Association of Plasma Soluble E-Selectin and Adiponectin with Carotid Plaque in Patients with Systemic Lupus Erythematosus



Systemic lupus erythematosus (SLE) is associated with premature atherosclerosis but the mechanisms underlying this association are not understood. The role of endothelial dysfunction is hypothesized.


In predominantly non-Caucasian patients with SLE (n=119) and controls (n=71), carotid ultrasonography was performed and circulating endothelial cells (CECs), soluble endothelial protein C receptor and gene polymorphism at A6936G, soluble E-selectin (sE-selectin), and adiponectin were assessed.


Carotid plaque was more prevalent among patients than controls (43% vs 17%, p = 0.0002). Mean CCA IMT was greater in patients compared to controls (0.59mm ± 0.19 vs 0.54mm ± 0.11, p=0.03). Among SLE patients, plaque was not associated with smoking, body mass index, LDL, triglycerides, homocysteine, C-reactive protein, anti-ds DNA antibody, C3, C4, SLE activity, or medications. Age and levels of soluble E-selectin and adiponectin were significantly higher in the SLE patients with plaque compared to those without plaque in univariate and multivariate analyses. sE-selectin and adiponectin were found to serve as independent predictors of carotid plaque and that elevations were persistent over more than one visit. Unexpectedly, these biomarkers were present despite clinical quiescence.


Premature atherosclerosis is a consistent feature of SLE and extends across ethnicities. Higher levels of adiponectin may represent a physiological attempt to limit further endothelial damage already reflected by the elevation in sE-selectin and the observed increase in plaque represents overwhelming of this reparative process by atherogenic stimuli.

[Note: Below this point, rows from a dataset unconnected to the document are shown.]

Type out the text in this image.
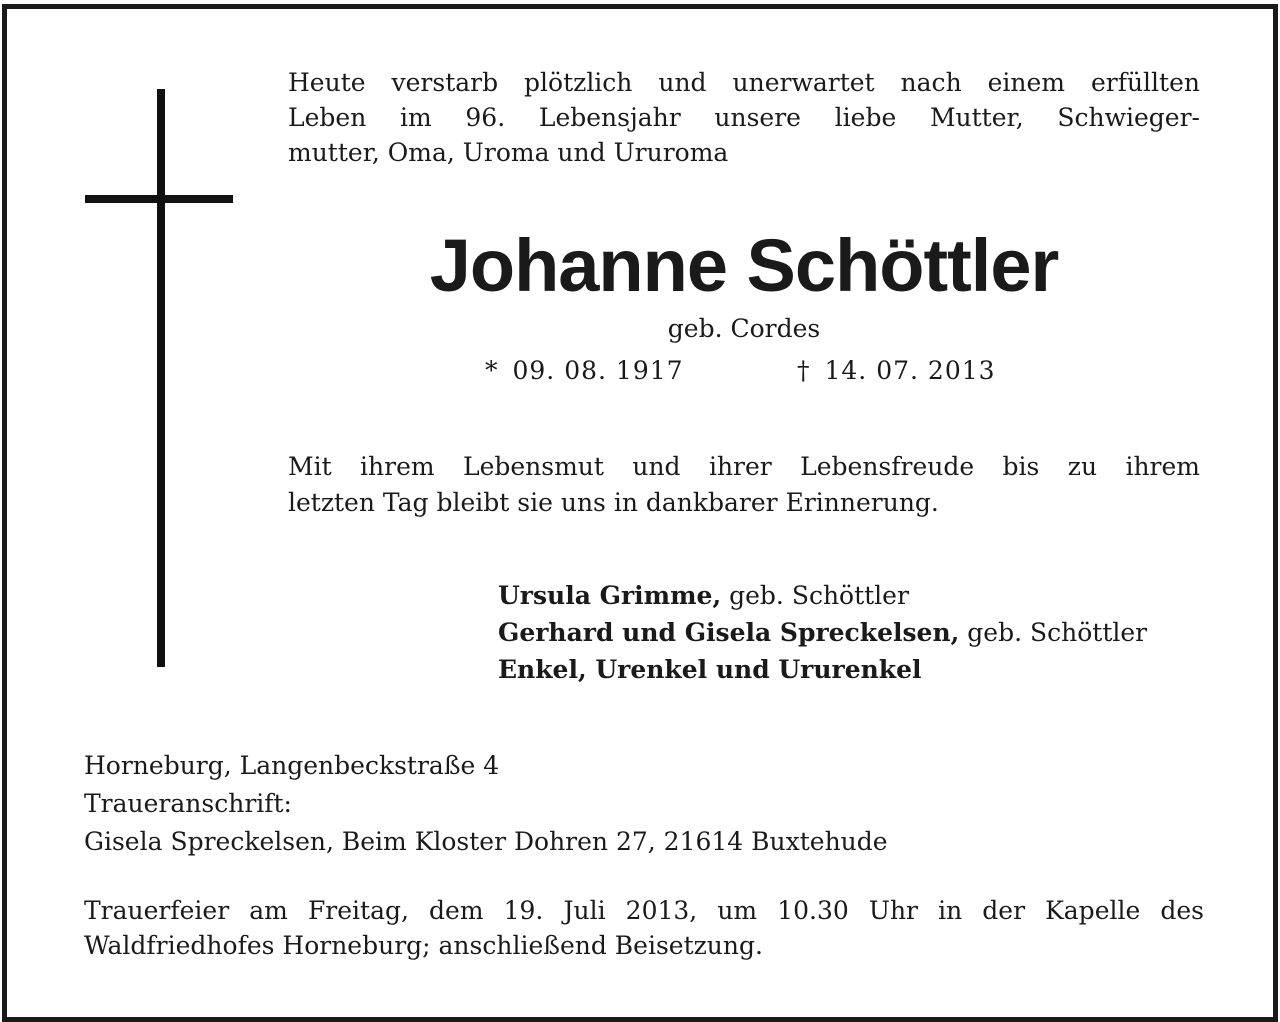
Heute verstarb plötzlich und unerwartet nach einem erfüllten
Leben im 96. Lebensjahr unsere liebe Mutter, Schwieger-
mutter, Oma, Uroma und Ururoma

Johanne Schöttler

geb. Cordes

* 09. 08. 1917	† 14. 07. 2013

Mit ihrem Lebensmut und ihrer Lebensfreude bis zu ihrem
letzten Tag bleibt sie uns in dankbarer Erinnerung.

Ursula Grimme, geb. Schöttler
Gerhard und Gisela Spreckelsen, geb. Schöttler
Enkel, Urenkel und Ururenkel

Horneburg, Langenbeckstraße 4
Traueranschrift:
Gisela Spreckelsen, Beim Kloster Dohren 27, 21614 Buxtehude

Trauerfeier am Freitag, dem 19. Juli 2013, um 10.30 Uhr in der Kapelle des
Waldfriedhofes Horneburg; anschließend Beisetzung.
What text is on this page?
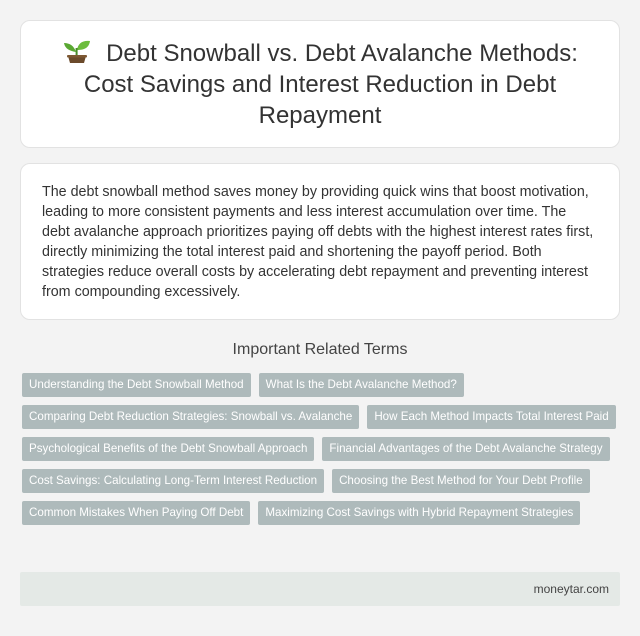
Debt Snowball vs. Debt Avalanche Methods: Cost Savings and Interest Reduction in Debt Repayment

The debt snowball method saves money by providing quick wins that boost motivation, leading to more consistent payments and less interest accumulation over time. The debt avalanche approach prioritizes paying off debts with the highest interest rates first, directly minimizing the total interest paid and shortening the payoff period. Both strategies reduce overall costs by accelerating debt repayment and preventing interest from compounding excessively.

Important Related Terms
Understanding the Debt Snowball Method	What Is the Debt Avalanche Method?
Comparing Debt Reduction Strategies: Snowball vs. Avalanche	How Each Method Impacts Total Interest Paid
Psychological Benefits of the Debt Snowball Approach	Financial Advantages of the Debt Avalanche Strategy
Cost Savings: Calculating Long-Term Interest Reduction	Choosing the Best Method for Your Debt Profile
Common Mistakes When Paying Off Debt	Maximizing Cost Savings with Hybrid Repayment Strategies
moneytar.com
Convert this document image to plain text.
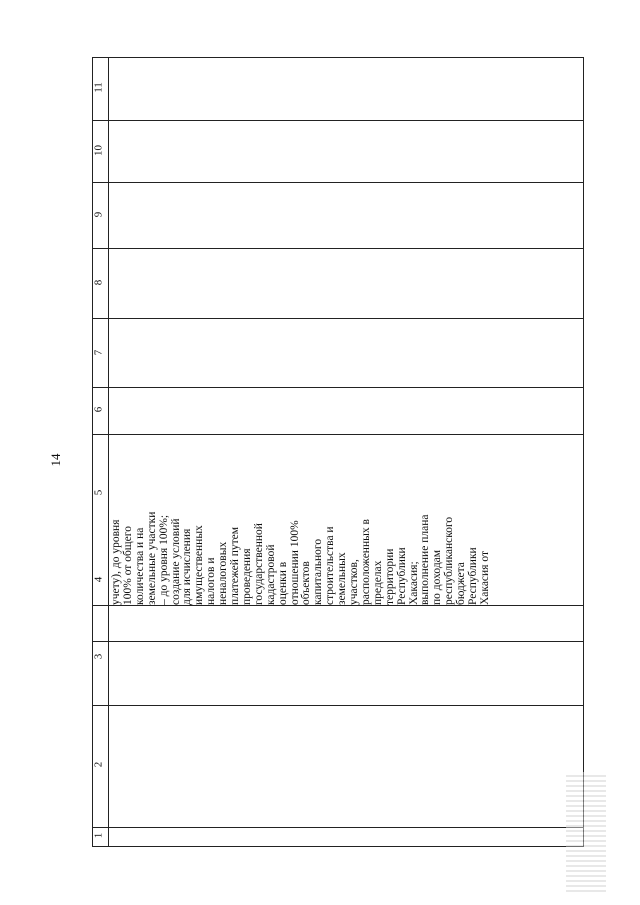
14
11
10
9
8
7
6
5
4
3
2
1
учету), до уровня 100% от общего количества и на земельные участки – до уровня 100%; создание условий для исчисления имущественных налогов и неналоговых платежей путем проведения государственной кадастровой оценки в отношении 100% объектов капитального строительства и земельных участков, расположенных в пределах территории Республики Хакасия; выполнение плана по доходам республиканского бюджета Республики Хакасия от
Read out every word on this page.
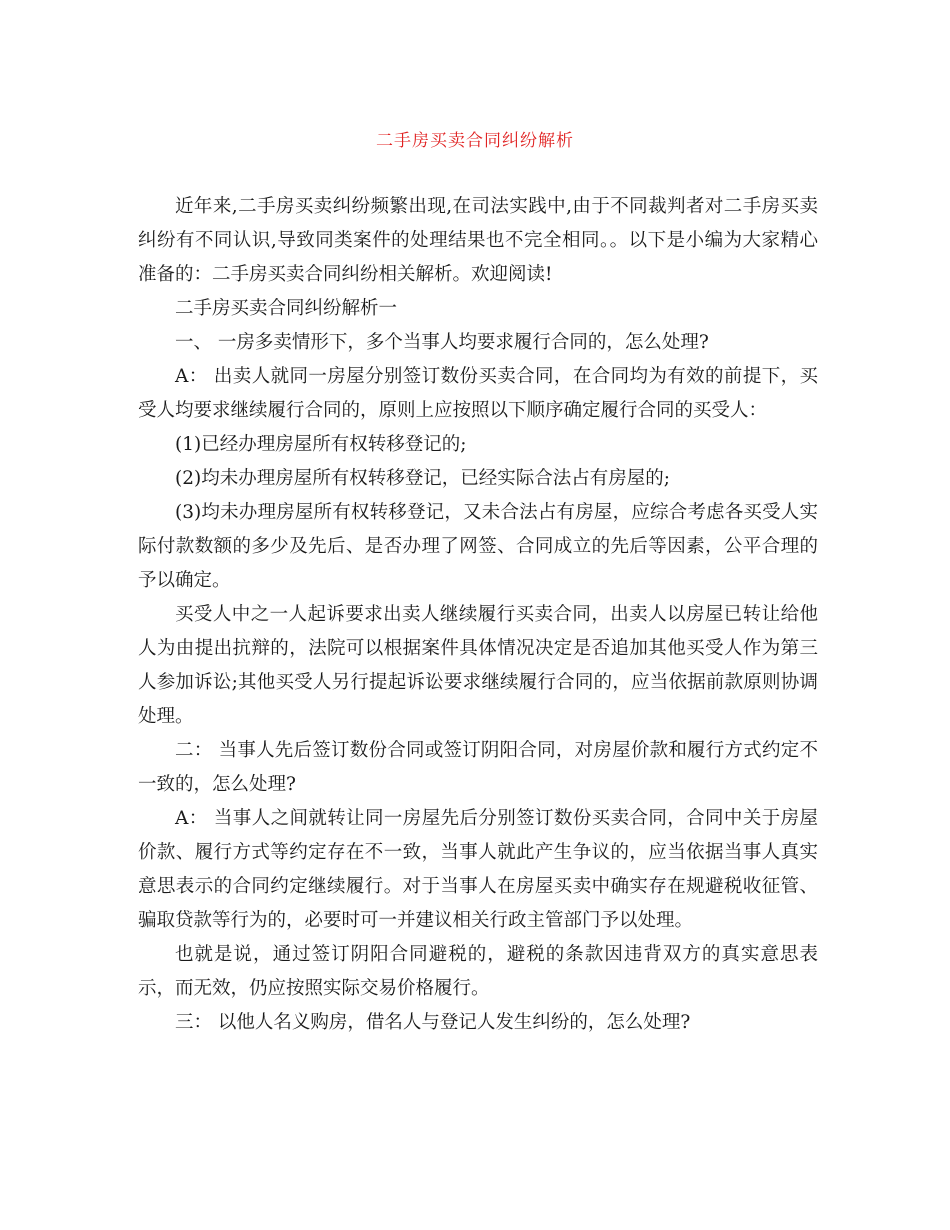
二手房买卖合同纠纷解析

近年来,二手房买卖纠纷频繁出现,在司法实践中,由于不同裁判者对二手房买卖纠纷有不同认识,导致同类案件的处理结果也不完全相同。。以下是小编为大家精心准备的：二手房买卖合同纠纷相关解析。欢迎阅读!

二手房买卖合同纠纷解析一

一、 一房多卖情形下，多个当事人均要求履行合同的，怎么处理?

A： 出卖人就同一房屋分别签订数份买卖合同，在合同均为有效的前提下，买受人均要求继续履行合同的，原则上应按照以下顺序确定履行合同的买受人：

(1)已经办理房屋所有权转移登记的;

(2)均未办理房屋所有权转移登记，已经实际合法占有房屋的;

(3)均未办理房屋所有权转移登记，又未合法占有房屋，应综合考虑各买受人实际付款数额的多少及先后、是否办理了网签、合同成立的先后等因素，公平合理的予以确定。

买受人中之一人起诉要求出卖人继续履行买卖合同，出卖人以房屋已转让给他人为由提出抗辩的，法院可以根据案件具体情况决定是否追加其他买受人作为第三人参加诉讼;其他买受人另行提起诉讼要求继续履行合同的，应当依据前款原则协调处理。

二： 当事人先后签订数份合同或签订阴阳合同，对房屋价款和履行方式约定不一致的，怎么处理?

A： 当事人之间就转让同一房屋先后分别签订数份买卖合同，合同中关于房屋价款、履行方式等约定存在不一致，当事人就此产生争议的，应当依据当事人真实意思表示的合同约定继续履行。对于当事人在房屋买卖中确实存在规避税收征管、骗取贷款等行为的，必要时可一并建议相关行政主管部门予以处理。

也就是说，通过签订阴阳合同避税的，避税的条款因违背双方的真实意思表示，而无效，仍应按照实际交易价格履行。

三： 以他人名义购房，借名人与登记人发生纠纷的，怎么处理?
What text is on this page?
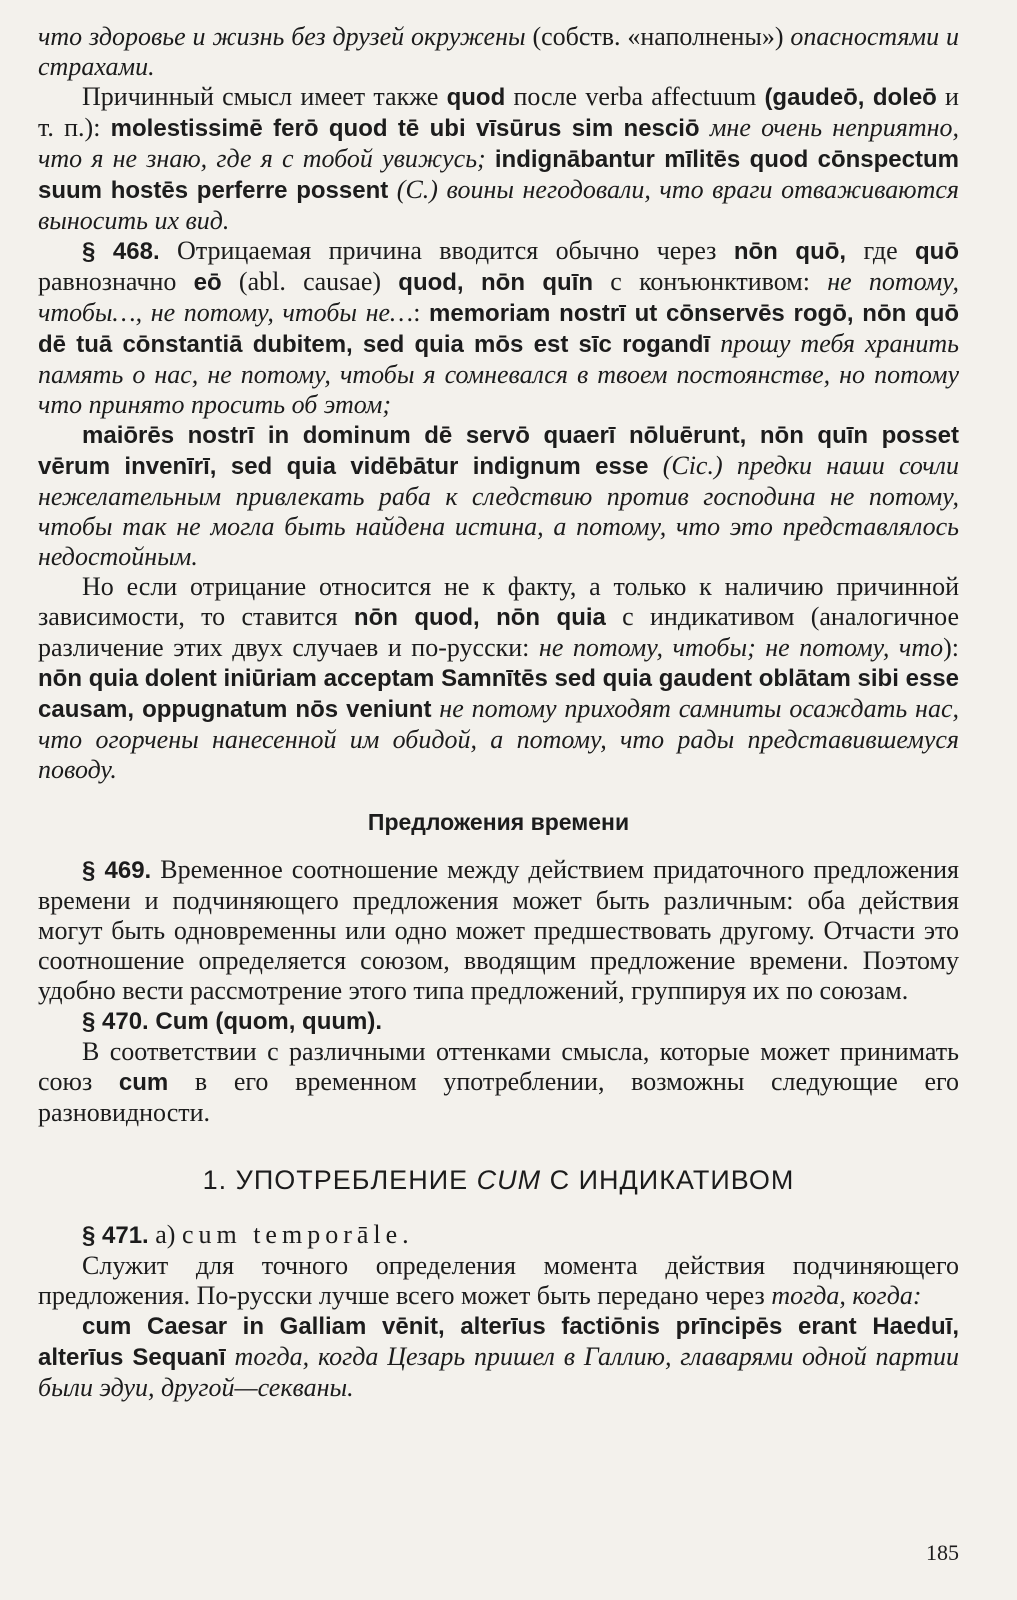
что здоровье и жизнь без друзей окружены (собств. «наполнены») опасностями и страхами.

Причинный смысл имеет также quod после verba affectuum (gaudeō, doleō и т. п.): molestissimē ferō quod tē ubi vīsūrus sim nesciō мне очень неприятно, что я не знаю, где я с тобой увижусь; indignābantur mīlitēs quod cōnspectum suum hostēs perferre possent (C.) воины негодовали, что враги отваживаются выносить их вид.

§ 468. Отрицаемая причина вводится обычно через nōn quō, где quō равнозначно eō (abl. causae) quod, nōn quīn с конъюнктивом: не потому, чтобы…, не потому, чтобы не…: memoriam nostrī ut cōnservēs rogō, nōn quō dē tuā cōnstantiā dubitem, sed quia mōs est sīc rogandī прошу тебя хранить память о нас, не потому, чтобы я сомневался в твоем постоянстве, но потому что принято просить об этом;

maiōrēs nostrī in dominum dē servō quaerī nōluērunt, nōn quīn posset vērum invenīrī, sed quia vidēbātur indignum esse (Cic.) предки наши сочли нежелательным привлекать раба к следствию против господина не потому, чтобы так не могла быть найдена истина, а потому, что это представлялось недостойным.

Но если отрицание относится не к факту, а только к наличию причинной зависимости, то ставится nōn quod, nōn quia с индикативом (аналогичное различение этих двух случаев и по-русски: не потому, чтобы; не потому, что): nōn quia dolent iniūriam acceptam Samnītēs sed quia gaudent oblātam sibi esse causam, oppugnatum nōs veniunt не потому приходят самниты осаждать нас, что огорчены нанесенной им обидой, а потому, что рады представившемуся поводу.

Предложения времени

§ 469. Временное соотношение между действием придаточного предложения времени и подчиняющего предложения может быть различным: оба действия могут быть одновременны или одно может предшествовать другому. Отчасти это соотношение определяется союзом, вводящим предложение времени. Поэтому удобно вести рассмотрение этого типа предложений, группируя их по союзам.

§ 470. Cum (quom, quum).

В соответствии с различными оттенками смысла, которые может принимать союз cum в его временном употреблении, возможны следующие его разновидности.

1. УПОТРЕБЛЕНИЕ CUM С ИНДИКАТИВОМ

§ 471. а) cum temporāle.

Служит для точного определения момента действия подчиняющего предложения. По-русски лучше всего может быть передано через тогда, когда:

cum Caesar in Galliam vēnit, alterīus factiōnis prīncipēs erant Haeduī, alterīus Sequanī тогда, когда Цезарь пришел в Галлию, главарями одной партии были эдуи, другой—секваны.

185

Keywords: Systemic Lupus Erythematosus, atherosclerosis, Carotid Stenosis, Adiponectin, E-Selectin


Systemic Lupus Erythematosus (SLE) is a disease state posing several challenges to the clinician, including heterogeneity of presentation, undulating course, and an extraordinary risk for premature cardiovascular disease [1, 2]. Over two decades ago it was noted that the majority of deaths in patients with longer disease duration were attributed to atherosclerosis [1]. Indeed, the rate of myocardial infarction in women aged 35–44 years is 50 times greater than expected [2]. Patients with SLE have an increased atherosclerotic risk despite adjustment for traditional Framingham risk factors [2, 3]. Risk factors among SLE patients are somewhat controversial but may include longer duration of disease and lower likelihood of treatment with prednisone, cyclophosphamide, or hydroxychloroquine [4]. Thus, inflammation related to underlying disease is likely to be contributory. McMahon and coworkers have recently shown that plasma from SLE patients with premature atherosclerosis is enriched in proinflammatory HDL [5]. However, the inflammation may be clinically subtle since detectable cardiovascular events have been unexpectedly reported in SLE patients with extended periods of quiescence [6] and subclinical atherosclerosis has not correlated with disease activity index scores [4]. Thus, identification of biomarkers associated with atherogenic injury which might be present, independent of recognized lupus activity, should advance understanding of the pathology and guide prophylaxis for at risk subgroups.

The endothelium merits focus since it provides the physiologic boundary which limits extravasation and diapedesis of inflammatory cells. The generation of nitric oxide by the endothelium also promotes relaxation of the contractile elements of the smooth muscle of the arterial blood vessels. In atherogenic disease, endothelial protection is subverted perhaps because of a loss of boundary function via detachment of endothelial cells into the circulation and/or a change in the endothelial cell phenotype. Increased levels of circulating endothelial cells (CECs) have been observed in patients with active disease [7] and apoptotic CECs have been reported in SLE patients with diminished flow mediated dilatation (FMD) [8]. Soluble E-selectin (sE-selectin), likely shed from an abnormally activated endothelium, has been recently associated with atherosclerosis as defined by an abnormal coronary artery calcium assessed using electron beam computed tomography EBCT [9]. An integral membrane protein expressed on endothelial cells, endothelial protein C receptor (EPCR) has both anti-inflammatory and anti-thrombotic properties via its role in generating activated Protein C. A recent study has linked increased atherosclerotic risk to shedding of the EPCR from the endothelial cell surface [10].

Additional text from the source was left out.